Joint 120th Annual Cordilleran/74th Annual Rocky Mountain Section Meeting - 2024

Paper No. 33-5
Presentation Time: 9:20 AM

INTEGRATING UNCERTAINTY INTO THE HYDROTHERMAL RESOURCE FAVORABILITY MAPS FOR THE GREAT BASIN, USA


MORDENSKY, Stanley1, BURNS, Erick1, LIPOR, John J.2 and DEANGELO, Jacob3, (1)U.S. Geological Survey, Geology, Minerals, Energy, and Geophysics Science Center, Portland, OR 97201, (2)U.S. Geological Survey / Portland State University, Portland, OR 97201, (3)U.S. Geological Survey, Geology, Minerals, Energy, and Geophysics Science Center, Moffett Field, CA 94025

We detail a machine learning workflow that predicts hydrothermal upflow and estimates uncertainty imparted by bias resulting from different train-test splits by using XGBoost with Monte Carlo Cross Validation (n = 120).
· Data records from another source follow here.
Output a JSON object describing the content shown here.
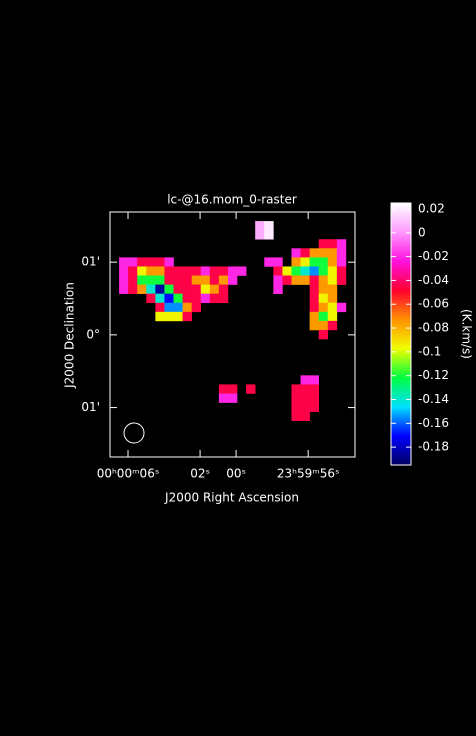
{
  "chart_data": {
    "type": "raster",
    "title": "lc-@16.mom_0-raster",
    "x_label": "J2000 Right Ascension",
    "y_label": "J2000 Declination",
    "colorbar_label": "(K.km/s)",
    "xlim": [
      7,
      -6.6
    ],
    "xticks": [
      {
        "value": 6,
        "label": "00ʰ00ᵐ06ˢ"
      },
      {
        "value": 2,
        "label": "02ˢ"
      },
      {
        "value": 0,
        "label": "00ˢ"
      },
      {
        "value": -4,
        "label": "23ʰ59ᵐ56ˢ"
      }
    ],
    "ylim": [
      -1.68,
      1.69
    ],
    "yticks": [
      {
        "value": 1,
        "label": "01'"
      },
      {
        "value": 0,
        "label": "0°"
      },
      {
        "value": -1,
        "label": "01'"
      }
    ],
    "clim": [
      -0.195,
      0.025
    ],
    "cticks": [
      0.02,
      0,
      -0.02,
      -0.04,
      -0.06,
      -0.08,
      -0.1,
      -0.12,
      -0.14,
      -0.16,
      -0.18
    ],
    "colormap": [
      "#000060",
      "#0000ff",
      "#00e0ff",
      "#00ff40",
      "#f0ff00",
      "#ff9000",
      "#ff0030",
      "#ff10e0",
      "#ff99ff",
      "#ffffff"
    ],
    "cells": [
      [
        16,
        1,
        0.005
      ],
      [
        17,
        1,
        0.02
      ],
      [
        16,
        2,
        0.005
      ],
      [
        17,
        2,
        0.02
      ],
      [
        23,
        3,
        -0.045
      ],
      [
        24,
        3,
        -0.045
      ],
      [
        25,
        3,
        -0.02
      ],
      [
        20,
        4,
        -0.02
      ],
      [
        21,
        4,
        -0.045
      ],
      [
        22,
        4,
        -0.075
      ],
      [
        23,
        4,
        -0.075
      ],
      [
        24,
        4,
        -0.075
      ],
      [
        25,
        4,
        -0.02
      ],
      [
        17,
        5,
        -0.02
      ],
      [
        18,
        5,
        -0.02
      ],
      [
        20,
        5,
        -0.075
      ],
      [
        21,
        5,
        -0.095
      ],
      [
        22,
        5,
        -0.12
      ],
      [
        23,
        5,
        -0.12
      ],
      [
        24,
        5,
        -0.075
      ],
      [
        25,
        5,
        -0.02
      ],
      [
        1,
        5,
        -0.02
      ],
      [
        2,
        5,
        -0.02
      ],
      [
        3,
        5,
        -0.045
      ],
      [
        4,
        5,
        -0.045
      ],
      [
        5,
        5,
        -0.045
      ],
      [
        6,
        5,
        -0.02
      ],
      [
        1,
        6,
        -0.02
      ],
      [
        2,
        6,
        -0.045
      ],
      [
        3,
        6,
        -0.095
      ],
      [
        4,
        6,
        -0.075
      ],
      [
        5,
        6,
        -0.075
      ],
      [
        6,
        6,
        -0.045
      ],
      [
        7,
        6,
        -0.045
      ],
      [
        8,
        6,
        -0.045
      ],
      [
        9,
        6,
        -0.045
      ],
      [
        10,
        6,
        -0.02
      ],
      [
        11,
        6,
        -0.045
      ],
      [
        12,
        6,
        -0.045
      ],
      [
        13,
        6,
        -0.02
      ],
      [
        14,
        6,
        -0.02
      ],
      [
        18,
        6,
        -0.045
      ],
      [
        19,
        6,
        -0.095
      ],
      [
        20,
        6,
        -0.12
      ],
      [
        21,
        6,
        -0.14
      ],
      [
        22,
        6,
        -0.155
      ],
      [
        23,
        6,
        -0.12
      ],
      [
        24,
        6,
        -0.095
      ],
      [
        25,
        6,
        -0.045
      ],
      [
        1,
        7,
        -0.02
      ],
      [
        2,
        7,
        -0.045
      ],
      [
        3,
        7,
        -0.12
      ],
      [
        4,
        7,
        -0.12
      ],
      [
        5,
        7,
        -0.12
      ],
      [
        6,
        7,
        -0.045
      ],
      [
        7,
        7,
        -0.045
      ],
      [
        8,
        7,
        -0.045
      ],
      [
        9,
        7,
        -0.075
      ],
      [
        10,
        7,
        -0.075
      ],
      [
        11,
        7,
        -0.045
      ],
      [
        12,
        7,
        -0.075
      ],
      [
        13,
        7,
        -0.02
      ],
      [
        18,
        7,
        -0.02
      ],
      [
        19,
        7,
        -0.045
      ],
      [
        20,
        7,
        -0.075
      ],
      [
        21,
        7,
        -0.075
      ],
      [
        22,
        7,
        -0.045
      ],
      [
        23,
        7,
        -0.075
      ],
      [
        24,
        7,
        -0.095
      ],
      [
        25,
        7,
        -0.045
      ],
      [
        1,
        8,
        -0.02
      ],
      [
        2,
        8,
        -0.045
      ],
      [
        3,
        8,
        -0.075
      ],
      [
        4,
        8,
        -0.14
      ],
      [
        5,
        8,
        -0.185
      ],
      [
        6,
        8,
        -0.12
      ],
      [
        7,
        8,
        -0.045
      ],
      [
        8,
        8,
        -0.045
      ],
      [
        9,
        8,
        -0.045
      ],
      [
        10,
        8,
        -0.095
      ],
      [
        11,
        8,
        -0.075
      ],
      [
        12,
        8,
        -0.045
      ],
      [
        18,
        8,
        -0.02
      ],
      [
        22,
        8,
        -0.045
      ],
      [
        23,
        8,
        -0.075
      ],
      [
        24,
        8,
        -0.075
      ],
      [
        4,
        9,
        -0.045
      ],
      [
        5,
        9,
        -0.14
      ],
      [
        6,
        9,
        -0.17
      ],
      [
        7,
        9,
        -0.12
      ],
      [
        8,
        9,
        -0.045
      ],
      [
        9,
        9,
        -0.045
      ],
      [
        10,
        9,
        -0.02
      ],
      [
        11,
        9,
        -0.045
      ],
      [
        12,
        9,
        -0.045
      ],
      [
        22,
        9,
        -0.045
      ],
      [
        23,
        9,
        -0.095
      ],
      [
        24,
        9,
        -0.075
      ],
      [
        5,
        10,
        -0.045
      ],
      [
        6,
        10,
        -0.155
      ],
      [
        7,
        10,
        -0.155
      ],
      [
        8,
        10,
        -0.075
      ],
      [
        9,
        10,
        -0.045
      ],
      [
        22,
        10,
        -0.045
      ],
      [
        23,
        10,
        -0.075
      ],
      [
        24,
        10,
        -0.095
      ],
      [
        25,
        10,
        -0.02
      ],
      [
        5,
        11,
        -0.095
      ],
      [
        6,
        11,
        -0.095
      ],
      [
        7,
        11,
        -0.095
      ],
      [
        8,
        11,
        -0.045
      ],
      [
        22,
        11,
        -0.075
      ],
      [
        23,
        11,
        -0.12
      ],
      [
        24,
        11,
        -0.095
      ],
      [
        22,
        12,
        -0.075
      ],
      [
        23,
        12,
        -0.075
      ],
      [
        24,
        12,
        -0.045
      ],
      [
        23,
        13,
        -0.045
      ],
      [
        21,
        18,
        -0.02
      ],
      [
        22,
        18,
        -0.02
      ],
      [
        12,
        19,
        -0.045
      ],
      [
        13,
        19,
        -0.045
      ],
      [
        15,
        19,
        -0.045
      ],
      [
        20,
        19,
        -0.045
      ],
      [
        21,
        19,
        -0.045
      ],
      [
        22,
        19,
        -0.045
      ],
      [
        12,
        20,
        -0.02
      ],
      [
        13,
        20,
        -0.02
      ],
      [
        20,
        20,
        -0.045
      ],
      [
        21,
        20,
        -0.045
      ],
      [
        22,
        20,
        -0.045
      ],
      [
        20,
        21,
        -0.045
      ],
      [
        21,
        21,
        -0.045
      ],
      [
        22,
        21,
        -0.045
      ],
      [
        20,
        22,
        -0.045
      ],
      [
        21,
        22,
        -0.045
      ]
    ]
  }
}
Feature data are extracted from datasets (e.g., strain, gravity) compiled under the INnovative Geothermal Exploration through Novel Investigations Of Undiscovered Systems (INGENIOUS) project. Label data are defined as the difference between heat flow measured at each well in the study area and the background conductive estimate. That difference is estimated to be correlated to nearby convective heat flow, so a difference of zero implies no nearby convection, and larger differences being correlated to large amounts of convective heat flow. Our previous work found that the convective signals contain large outliers (3,083 signals between -91 and 1,000 mW/m2 and 192 signals in the much larger range of 1,000 and 11,105 mW/m2) that bias results for traditional regression; however, these outliers may hold valuable information for large, power-producing hydrothermal systems. Therefore, in order to minimize outlier effects, we discretize the continuous label values into bins for very low, high, and very high signals using optimal bin boundaries identified by preliminary modeling to allow for use with ordinal regression.

Because hydrothermal systems are sparse (approximately less than 0.1% of the total area), an additional criterion on the resulting models is that total area with high convective upflow should be minimized; in this respect, XGBoost with ordinal regression and the binned convective signals better predicts hydrothermal systems than XGBoost with regression and the unbinned convective signals. Well sites with low convective signals have the greatest variance in predictions. We hypothesize that the greater variance of predictions at well sites with low convective signals is a result of the biased sampling of well sites with low convective signals since many of the wells with low convective signals were initially expected to host a hydrothermal system prior to exploration drilling. Presently, we are testing this hypothesis by randomly subsampling unlabeled locations distant from convective wells as having low convective signals to augment the known locations with low convective signals.